We are given $\,f(x) := P(x+1) = (x\color{#c00}{-2})(x\color{#c00}{+2})Q(x) + y(x),\ \ \ y(0)=6,\ \deg(y) \le 1$
and also that $\,f(2)=P(3)=18,\,$ and we seek $f(-2)= P(-1) = $ constant term of $P(x-1)$
But $\,f(\color{#c00}{\pm 2}) = y(\pm 2),\,$ so equivalently we're given $\,y(2)=18\,$ and $\,y(0)=6\,$ and we seek $\,y(-2)$
But we know since grade-school how to determine a line $\,y(x) = mx+b\,$ given both a point on the line and the $y$-intercept $\,b=y(0)\ $ [ditto given a point and the line's slope $\,m = y'(0) = y'$].
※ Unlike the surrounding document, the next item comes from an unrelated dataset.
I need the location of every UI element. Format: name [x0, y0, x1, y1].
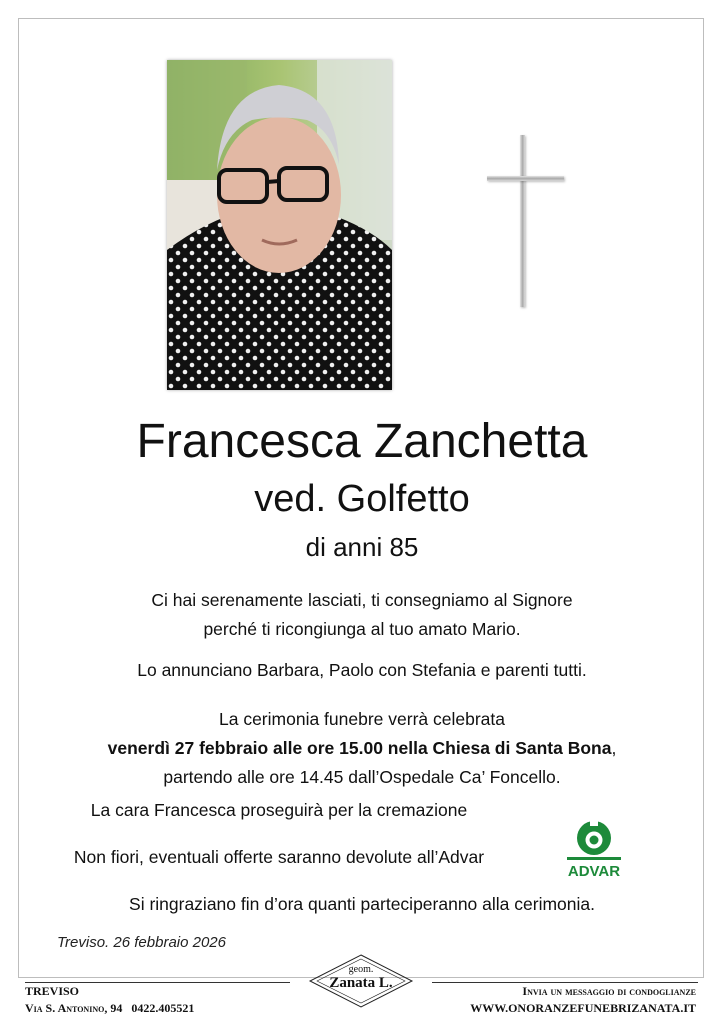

Remark $ $ In an abstract algebra course we learn how to view the above problem as a special case of CRT = Chinese Remainder Theorem, i.e. how to compute $\ y = f\bmod (x\!-\!2)(x\!+\!2)\,$ from $\,f(2) = f\bmod x\!-\!2\,$ and $\,f(-2) = f\bmod (x\!+\!2),\,$ e.g. see here. Also we learn the close relationship with various interpolation methods (Lagrange / Newton).
We are given that $P(x+1) = (x^2 -4)Q(x)+3ax+6$ $(\ast)$. Plugging $x=2$ into $(\ast)$ yields $P(3)=6a+6$. On the other hand, for every $b$, $P(b)$ is the remainder of the division of polynomial $P(x)$ by $x-b$ hence $P(3)=18$, which shows that $a=2$.
Finally, plugging $x=-2$ into $(\ast)$ yields $P(-1)=-6a+6=-6$ hence the constant term of $P(x-1)$ is $P(-1)=-6$.